Le réchauffement climatique existe, oui mais il n’est pas ce que l’on nous raconte. Dans l’histoire de la Terre des cycles de réchauffement et de refroidissement se sont succédés, ce que nous vivons aujourd’hui n’est qu’un infime soubresaut à l’échelle géologique, un battement de cils de la planète.
L’homme y contribue, certes, mais bien moins qu’on ne le dit, ce discours exagéré sert surtout de levier politique, il culpabilise les populations, justifie de nouvelles taxes, alimente des industries « vertes » qui ne le sont pas. On a déplacé le débat pour en faire un instrument de contrôle.

 

La vraie pollution oubliée

Pendant qu’on agite le spectre du CO₂ on parle beaucoup moins du vrai désastre, le plastique, les microparticules, les océans saturés de déchets, les terres empoisonnées. Là se trouve l’empreinte directe et incontestable de l’homme, mais là encore on préfère détourner le regard, car ce problème touche à la racine même de notre modèle de société, le jetable, le surproduit, le surconsommé.
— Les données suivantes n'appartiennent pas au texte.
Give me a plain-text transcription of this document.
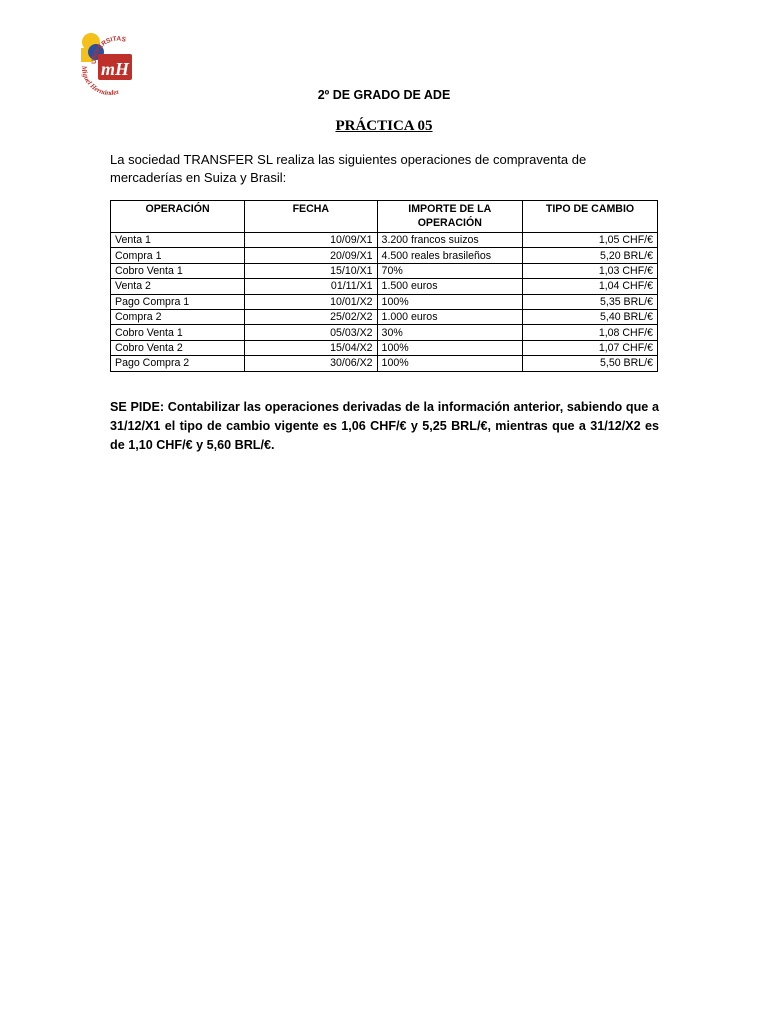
mH
UNIVERSITAS
Miguel Hernández	2º DE GRADO DE ADE
PRÁCTICA 05
La sociedad TRANSFER SL realiza las siguientes operaciones de compraventa de mercaderías en Suiza y Brasil:
OPERACIÓN	FECHA	IMPORTE DE LA OPERACIÓN	TIPO DE CAMBIO
Venta 1	10/09/X1	3.200 francos suizos	1,05 CHF/€
Compra 1	20/09/X1	4.500 reales brasileños	5,20 BRL/€
Cobro Venta 1	15/10/X1	70%	1,03 CHF/€
Venta 2	01/11/X1	1.500 euros	1,04 CHF/€
Pago Compra 1	10/01/X2	100%	5,35 BRL/€
Compra 2	25/02/X2	1.000 euros	5,40 BRL/€
Cobro Venta 1	05/03/X2	30%	1,08 CHF/€
Cobro Venta 2	15/04/X2	100%	1,07 CHF/€
Pago Compra 2	30/06/X2	100%	5,50 BRL/€
SE PIDE: Contabilizar las operaciones derivadas de la información anterior, sabiendo que a 31/12/X1 el tipo de cambio vigente es 1,06 CHF/€ y 5,25 BRL/€, mientras que a 31/12/X2 es de 1,10 CHF/€ y 5,60 BRL/€.
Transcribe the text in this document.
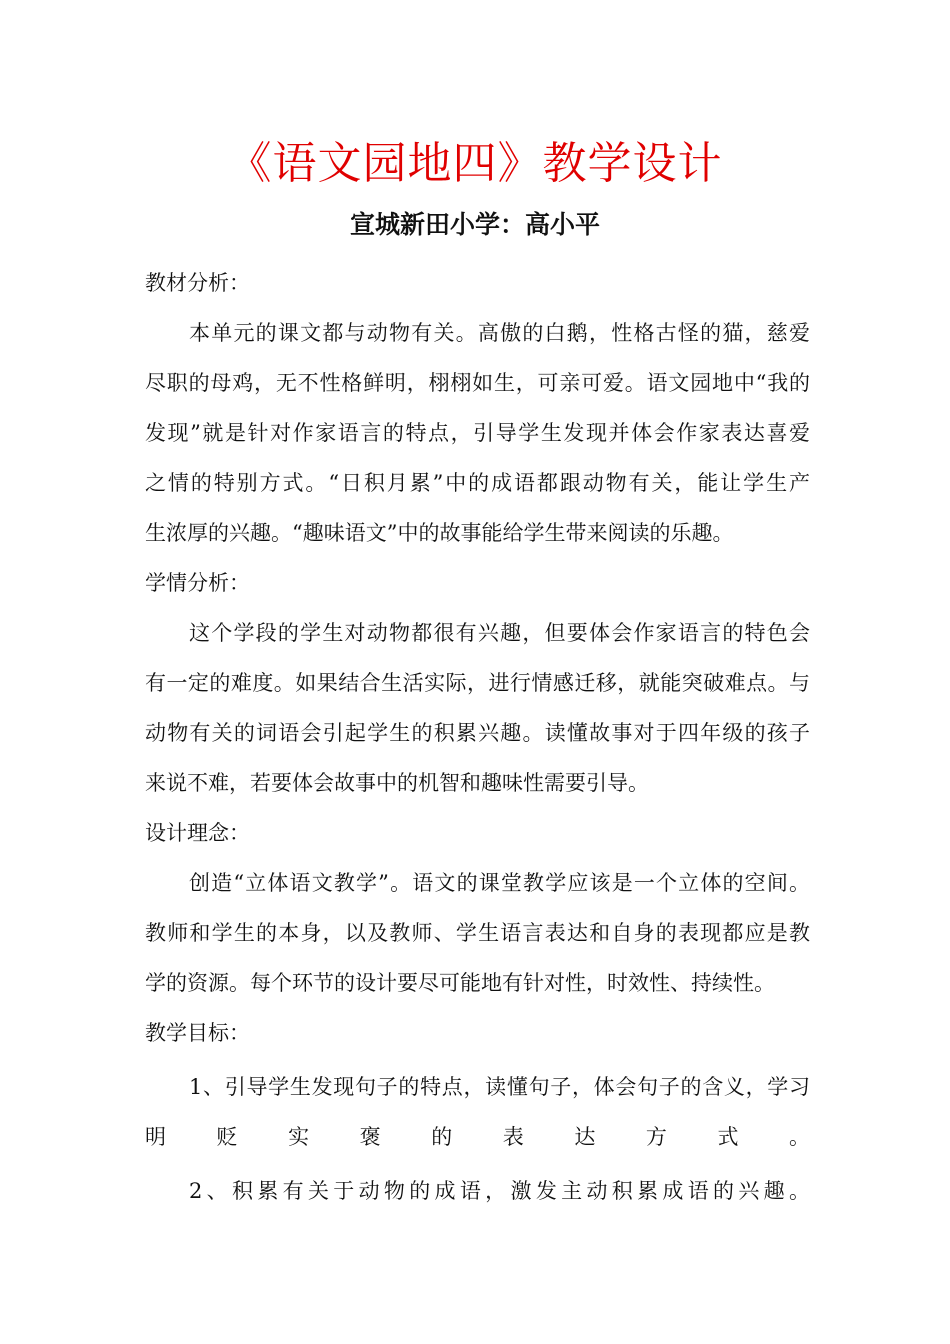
《语文园地四》教学设计
宣城新田小学：高小平
教材分析：
本单元的课文都与动物有关。高傲的白鹅，性格古怪的猫，慈爱
尽职的母鸡，无不性格鲜明，栩栩如生，可亲可爱。语文园地中“我的
发现”就是针对作家语言的特点，引导学生发现并体会作家表达喜爱
之情的特别方式。“日积月累”中的成语都跟动物有关，能让学生产
生浓厚的兴趣。“趣味语文”中的故事能给学生带来阅读的乐趣。
学情分析：
这个学段的学生对动物都很有兴趣，但要体会作家语言的特色会
有一定的难度。如果结合生活实际，进行情感迁移，就能突破难点。与
动物有关的词语会引起学生的积累兴趣。读懂故事对于四年级的孩子
来说不难，若要体会故事中的机智和趣味性需要引导。
设计理念：
创造“立体语文教学”。语文的课堂教学应该是一个立体的空间。
教师和学生的本身，以及教师、学生语言表达和自身的表现都应是教
学的资源。每个环节的设计要尽可能地有针对性，时效性、持续性。
教学目标：
1、引导学生发现句子的特点，读懂句子，体会句子的含义，学习
明贬实褒的表达方式。
2、积累有关于动物的成语，激发主动积累成语的兴趣。
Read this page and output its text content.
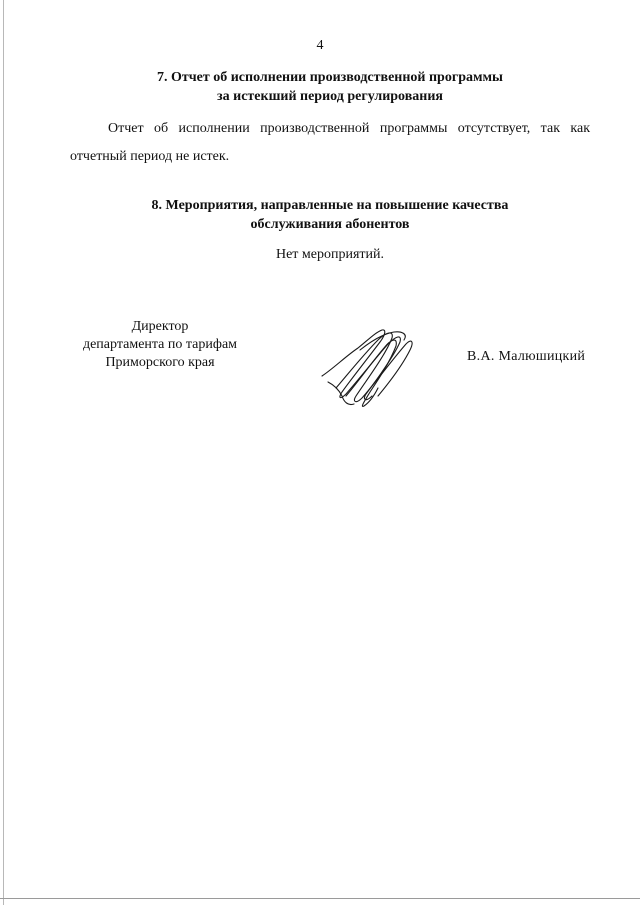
4
7. Отчет об исполнении производственной программы
за истекший период регулирования
Отчет об исполнении производственной программы отсутствует, так как
отчетный период не истек.
8. Мероприятия, направленные на повышение качества
обслуживания абонентов
Нет мероприятий.
Директор
департамента по тарифам
Приморского края	В.А. Малюшицкий
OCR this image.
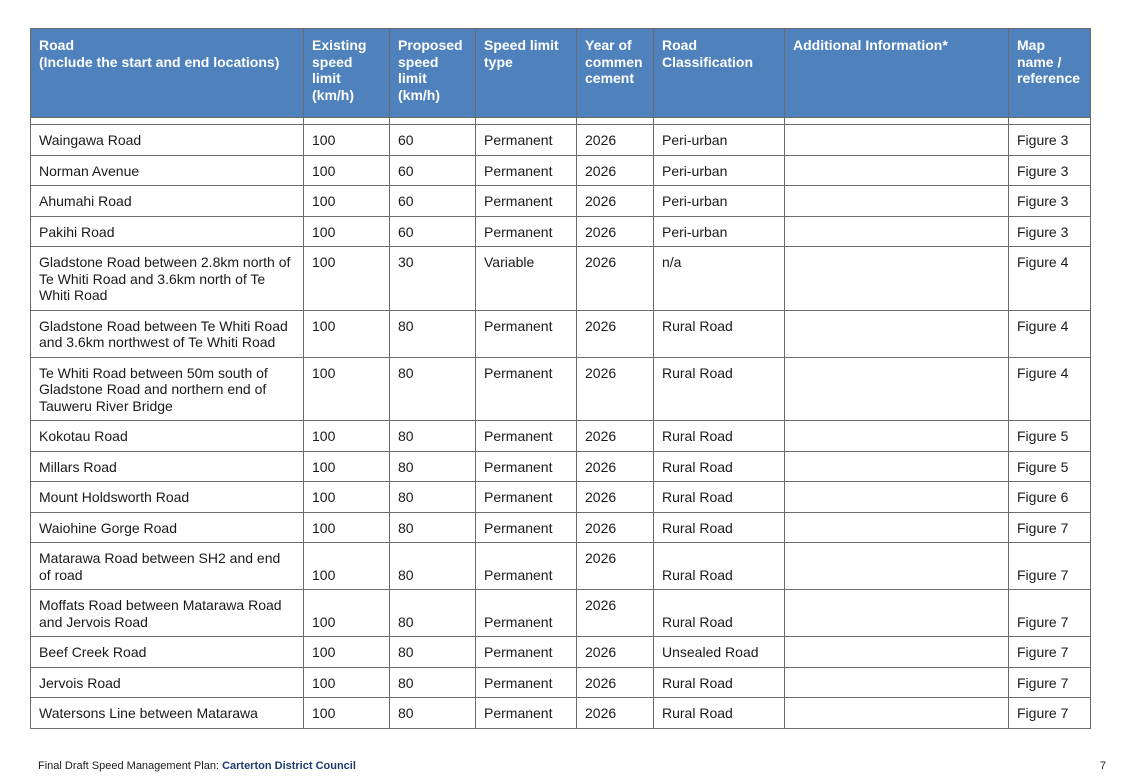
Road
(Include the start and end locations)	Existing speed limit (km/h)	Proposed speed limit (km/h)	Speed limit type	Year of commen cement	Road Classification	Additional Information*	Map name / reference

Waingawa Road	100	60	Permanent	2026	Peri-urban		Figure 3
Norman Avenue	100	60	Permanent	2026	Peri-urban		Figure 3
Ahumahi Road	100	60	Permanent	2026	Peri-urban		Figure 3
Pakihi Road	100	60	Permanent	2026	Peri-urban		Figure 3
Gladstone Road between 2.8km north of Te Whiti Road and 3.6km north of Te Whiti Road	100	30	Variable	2026	n/a		Figure 4
Gladstone Road between Te Whiti Road and 3.6km northwest of Te Whiti Road	100	80	Permanent	2026	Rural Road		Figure 4
Te Whiti Road between 50m south of Gladstone Road and northern end of Tauweru River Bridge	100	80	Permanent	2026	Rural Road		Figure 4
Kokotau Road	100	80	Permanent	2026	Rural Road		Figure 5
Millars Road	100	80	Permanent	2026	Rural Road		Figure 5
Mount Holdsworth Road	100	80	Permanent	2026	Rural Road		Figure 6
Waiohine Gorge Road	100	80	Permanent	2026	Rural Road		Figure 7
Matarawa Road between SH2 and end of road	100	80	Permanent	2026	Rural Road		Figure 7
Moffats Road between Matarawa Road and Jervois Road	100	80	Permanent	2026	Rural Road		Figure 7
Beef Creek Road	100	80	Permanent	2026	Unsealed Road		Figure 7
Jervois Road	100	80	Permanent	2026	Rural Road		Figure 7
Watersons Line between Matarawa	100	80	Permanent	2026	Rural Road		Figure 7
Final Draft Speed Management Plan: Carterton District Council	7
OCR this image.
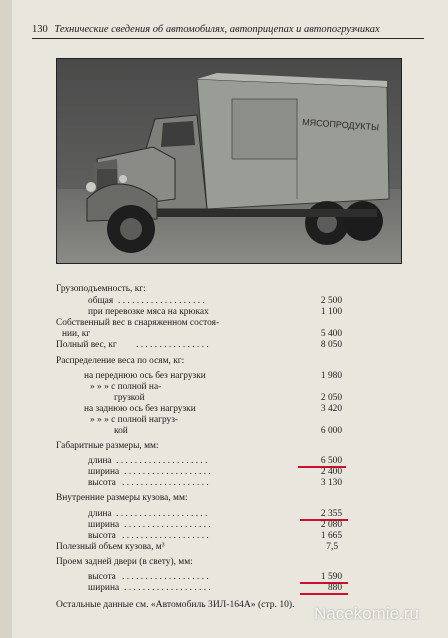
130 Технические сведения об автомобилях, автоприцепах и автопогрузчиках
МЯСОПРОДУКТЫ
Грузоподъемность, кг:
общая . . . . . . . . . . . . . . . . . . .	2 500
при перевозке мяса на крюках	1 100
Собственный вес в снаряженном состоя-
нии, кг	5 400
Полный вес, кг . . . . . . . . . . . . . . . .	8 050
Распределение веса по осям, кг:
на переднюю ось без нагрузки	1 980
» » » с полной на-
грузкой	2 050
на заднюю ось без нагрузки	3 420
» » » с полной нагруз-
кой	6 000
Габаритные размеры, мм:
длина . . . . . . . . . . . . . . . . . . . .	6 500
ширина . . . . . . . . . . . . . . . . . . .	2 400
высота . . . . . . . . . . . . . . . . . . .	3 130
Внутренние размеры кузова, мм:
длина . . . . . . . . . . . . . . . . . . . .	2 355
ширина . . . . . . . . . . . . . . . . . . .	2 080
высота . . . . . . . . . . . . . . . . . . .	1 665
Полезный объем кузова, м³	7,5
Проем задней двери (в свету), мм:
высота . . . . . . . . . . . . . . . . . . .	1 590
ширина . . . . . . . . . . . . . . . . . . .	880
Остальные данные см. «Автомобиль ЗИЛ-164А» (стр. 10). Nacekomie.ru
Le surnombre : la cause première

Derrière toutes ces aberrations se cache une vérité qu’on refuse de dire, la surpopulation, sujet que j'ai déjà abordé plusieurs fois sur ce blog. Nous sommes trop nombreux pour vivre comme nous vivons, trop nombreux pour exiger confort, mobilité, consommation illimitée, et enfin trop nombreux pour que la planète absorbe notre impact.
La démographie galopante est la vraie bombe écologique ; comme dans toutes les sociétés animales quand une population dépasse les capacités de son environnement elle s’effondre. Chez nous cela prend la forme de crises, de guerres, de pandémies, d’effondrements sociaux.

L’inévitable autodestruction

Toute société en surnombre s’autodétruit, c’est une logique naturelle et nous n’y échapperons pas.
La question n’est donc pas de savoir si nous allons trouver des solutions miraculeuses pour « sauver » la planète, elle n’a pas besoin d’être sauvée, elle se sauvera sans nous. La vraie question est combien de temps avant que notre surnombre ne provoque l’effondrement inévitable.

 

L’écologie politique, un piège partisan

Il faut aussi distinguer deux mondes, les écologistes de cœur et de raison, qui cherchent sincèrement à comprendre et à protéger en cohérence avec leur mode de vie, des écologistes politiques qui avancent ces arguments avant tout pour rallier des foules, souvent à leur insu. Leur objectif n’est pas tant l’écologie que le basculement idéologique, c'est d'amener un maximum de personnes à gauche, voire à l’extrême gauche.

L’écologie devient alors une bannière commode, presque un chantage moral pour orienter les masses sans qu’elles s’en rendent compte.

Rien n'est facile, mais la soumission des peuples c'est le début d'une dictature mondiale.

Bonne journée à tous et à demain pour autre chose.